Goldstein and his colleagues discovered that the tardigrade species Hypsibius dujardini acquires about 6,000 foreign genes primarily from bacteria, but also from plants, fungi, and archaea. The team believes this transfer occurs when tardigrades reemerge from their “tun” state. Depending on environmental conditions, tardigrades go into a kind of hibernation, suspending their metabolism and remaining in a dehydrated state for up to ten years. During this desiccation process, the tardigrade’s DNA seems to break into tiny pieces. When the cell rehydrates, the cell’s membrane and nucleus, where the DNA resides, becomes temporarily leaky and DNA and other large molecules can pass through easily.

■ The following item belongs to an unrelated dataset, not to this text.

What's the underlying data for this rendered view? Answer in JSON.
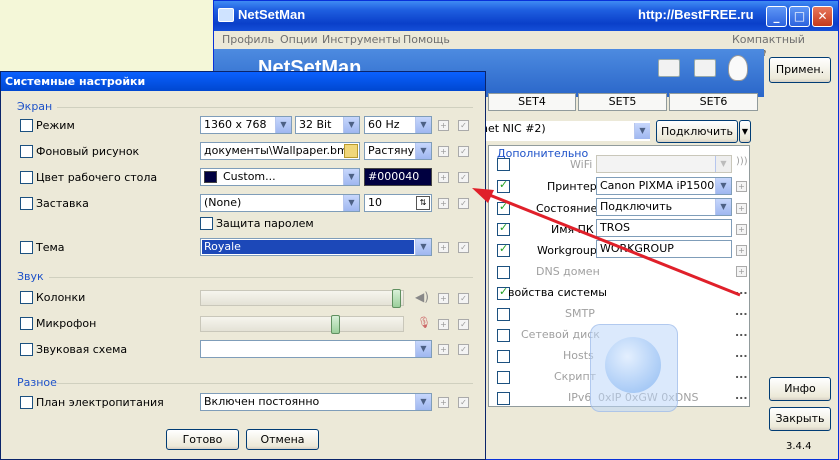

Tardigrades can not only repair their own damaged DNA as the cell rehydrates, but they can also incorporate foreign DNA in the process, creating a mosaic of genes that come from different species.
This mosaic of genes protects tardigrades in the most extreme conditions, the team says. “Animals that can survive extreme stresses may be particularly prone to acquiring foreign genes—and bacterial genes might be better able to withstand stresses than animal ones,” says UNC’s Thomas Boothby. If bacteria can survive Earth’s most extreme environments for billions of years, their genes must be useful. Why not take a bit for yourself through HGT? “It is beginning to change the way we think about evolution and inheritance of genetic material and the stability of genomes,” Boothby continues. “So instead of thinking of the tree of life, we can think about the web of life and genetic material crossing from branch to branch. So it’s exciting. We are beginning to adjust our understanding of how evolution works.”